Die Regierungen anderer europäischer Länder haben sich bei diesem Thema klarer positioniert. Neuerdings gehört auch Schweden zu jenen Nationen, in denen ab 2030 keine Neuwagen mit Verbrennungsmotoren mehr verkauft werden sollen. Das verkündete Ministerpräsident Stefan Löfven in einer Regierungserklärung. Damit wolle das skandinavische Land seine Bemühungen verstärken, die Ziele des Pariser Weltklimaabkommens einzuhalten. Gleichzeitig soll die Ladeinfrastruktur für elektrifizierte Autos ausgebaut werden.

In Nordeuropa gibt es generell eindeutige Tendenzen in diese Richtung. Beispiel Dänemark: Auch dort soll von 2030 an der Verkauf von neuen Autos mit Benzin- oder Diesel-Motor verboten werden. Das sei ein klares Signal an die EU, die Automobilindustrie und den Rest der Welt, sagte Ministerpräsident Lars Løkke Rasmussen im Oktober 2018 im Parlament. Bis 2050 will Dänemark gar erreichen, dass das Land komplett auf fossile Energieträger verzichten kann.

Kein hartes Verbrennerverbot in Norwegen

Verwirrung gab es in Norwegen. Im Sommer 2016 hieß es, das Land wolle schon 2025 Neuzulassungen von Autos mit Verbrennungsmotor verbieten – bis ein Dementi aus dem Verkehrsministerium kam. Die konservativ-liberale Regierung in Oslo wolle lieber Anreize schaffen und die Bürger zum Kauf von umweltfreundlichen Fahrzeugen ermutigen. Mit großen Steuervorteilen für elektrifizierte Autos und anderen Privilegien, zum Beispiel das Benutzen von Busspuren, setzt Norwegen dieses Vorhaben schon seit vielen Jahren um. Mit dem Ergebnis, dass inzwischen fast die Hälfte aller neu zugelassenen Pkw Elektroautos oder Plug-in-Hybride sind. Das wird der Regierung nun zu viel, weshalb sie die Steuervorteile schrittweise zurückfahren möchte.

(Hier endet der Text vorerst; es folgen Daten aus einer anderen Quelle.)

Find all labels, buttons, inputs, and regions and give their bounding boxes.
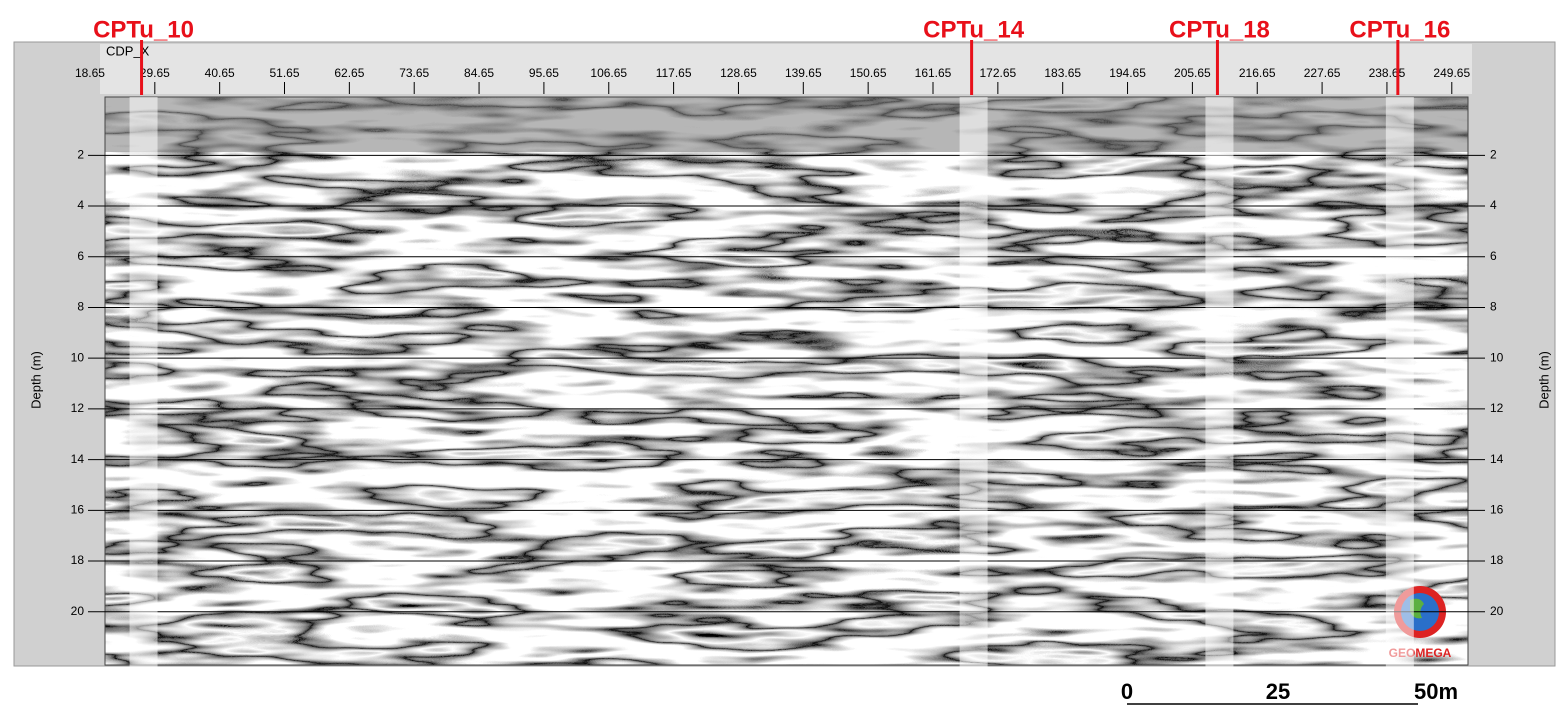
x-tick-label: 117.65 bbox=[656, 66, 692, 80]
y-axis-label: Depth (m) bbox=[28, 351, 43, 409]
x-tick-label: 29.65 bbox=[140, 66, 170, 80]
x-tick-label: 106.65 bbox=[590, 66, 627, 80]
y-tick-label-right: 6 bbox=[1490, 249, 1497, 263]
cpt-label: CPTu_16 bbox=[1349, 16, 1450, 43]
cpt-log-strip bbox=[960, 97, 988, 673]
y-tick-label: 14 bbox=[71, 452, 85, 466]
y-tick-label: 12 bbox=[71, 401, 85, 415]
x-tick-label: 73.65 bbox=[399, 66, 429, 80]
y-tick-label-right: 10 bbox=[1490, 350, 1504, 364]
x-tick-label: 205.65 bbox=[1174, 66, 1211, 80]
section-figure: CDP_X Depth (m) Depth (m) 0 25 50m GEOME… bbox=[0, 0, 1557, 714]
y-tick-label: 6 bbox=[77, 249, 84, 263]
scale-bar: 0 25 50m bbox=[1121, 679, 1458, 704]
x-tick-label: 40.65 bbox=[205, 66, 235, 80]
seismic-texture bbox=[105, 97, 1468, 665]
cpt-log-strip bbox=[130, 97, 158, 673]
x-tick-label: 194.65 bbox=[1109, 66, 1146, 80]
x-tick-label: 238.65 bbox=[1369, 66, 1406, 80]
y-tick-label: 20 bbox=[71, 604, 85, 618]
seismic-image bbox=[105, 97, 1468, 665]
y-tick-label: 4 bbox=[77, 198, 84, 212]
x-tick-label: 216.65 bbox=[1239, 66, 1276, 80]
x-tick-label: 84.65 bbox=[464, 66, 494, 80]
x-tick-label: 172.65 bbox=[979, 66, 1016, 80]
y-tick-label-right: 12 bbox=[1490, 401, 1504, 415]
x-tick-label: 128.65 bbox=[720, 66, 757, 80]
x-tick-label: 51.65 bbox=[269, 66, 299, 80]
x-tick-label: 249.65 bbox=[1433, 66, 1470, 80]
cpt-label: CPTu_10 bbox=[93, 16, 194, 43]
cpt-log-strip bbox=[1386, 97, 1414, 673]
y-tick-label: 16 bbox=[71, 502, 85, 516]
x-tick-label: 183.65 bbox=[1044, 66, 1081, 80]
scale-label: 50m bbox=[1414, 679, 1458, 704]
x-axis-label: CDP_X bbox=[106, 43, 150, 58]
cpt-label: CPTu_18 bbox=[1169, 16, 1270, 43]
x-tick-label: 95.65 bbox=[529, 66, 559, 80]
scale-label: 25 bbox=[1266, 679, 1290, 704]
y-tick-label-right: 2 bbox=[1490, 147, 1497, 161]
y-axis-label-right: Depth (m) bbox=[1536, 351, 1551, 409]
y-tick-label-right: 20 bbox=[1490, 604, 1504, 618]
y-tick-label: 10 bbox=[71, 350, 85, 364]
y-tick-label-right: 18 bbox=[1490, 553, 1504, 567]
y-tick-label-right: 16 bbox=[1490, 502, 1504, 516]
x-tick-label: 18.65 bbox=[75, 66, 105, 80]
y-tick-label-right: 14 bbox=[1490, 452, 1504, 466]
x-tick-label: 161.65 bbox=[915, 66, 952, 80]
cpt-log-strip bbox=[1205, 97, 1233, 673]
y-tick-label: 18 bbox=[71, 553, 85, 567]
y-tick-label: 2 bbox=[77, 147, 84, 161]
x-tick-label: 227.65 bbox=[1304, 66, 1341, 80]
y-tick-label: 8 bbox=[77, 300, 84, 314]
x-tick-label: 62.65 bbox=[334, 66, 364, 80]
top-noise bbox=[105, 97, 1468, 152]
y-tick-label-right: 4 bbox=[1490, 198, 1497, 212]
x-tick-label: 139.65 bbox=[785, 66, 822, 80]
x-tick-label: 150.65 bbox=[850, 66, 887, 80]
y-tick-label-right: 8 bbox=[1490, 300, 1497, 314]
cpt-label: CPTu_14 bbox=[923, 16, 1025, 43]
scale-label: 0 bbox=[1121, 679, 1133, 704]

Die Niederlande wollen von 2030 an nur noch emissionsfreie Autos für den Straßenverkehr zulassen. Gleichzeitig will die Regierung für eine ausreichende Ladeinfrastruktur sorgen und alle Kohlekraftwerke stilllegen. Auch die ohnehin schon sehr guten Bedingungen für Radfahrer sollen deutlich verbessert werden.

Frankreich und Großbritannien wollen 2040 nachziehen

Frankreich erwägt einen Ausstieg aus dem Verbrennungsmotor im Jahr 2040. Zumindest gab Umweltminister Nicolas Hulot dieses Ziel im Sommer 2017 bekannt. Einen entsprechenden Regierungsbeschluss gibt es allerdings noch nicht. Ein Sonderfall ist die Hauptstadt Paris. Die dortigen Pläne besagen, dass Dieselautos bereits nach den Olympischen Sommerspielen 2024 und Benziner ab 2030 aus der Metropole verbannt werden sollen.

2040 ist auch in Großbritannien das Zieljahr für das Verbot von Neuwagen mit Verbrennungsmotoren, unter das dort auch Hybridautos fallen sollen. Ziel der Regierung ist es, dass bis 2050 alle Diesel- und Benzinfahrzeuge von den britischen Straßen verschwinden.

Indien plant, ab 2030 nur noch Elektroautos neu zuzulassen, genau wie Island. In Taiwan soll es 2040 soweit sein, ebenso im US-Bundestaat Kalifornien.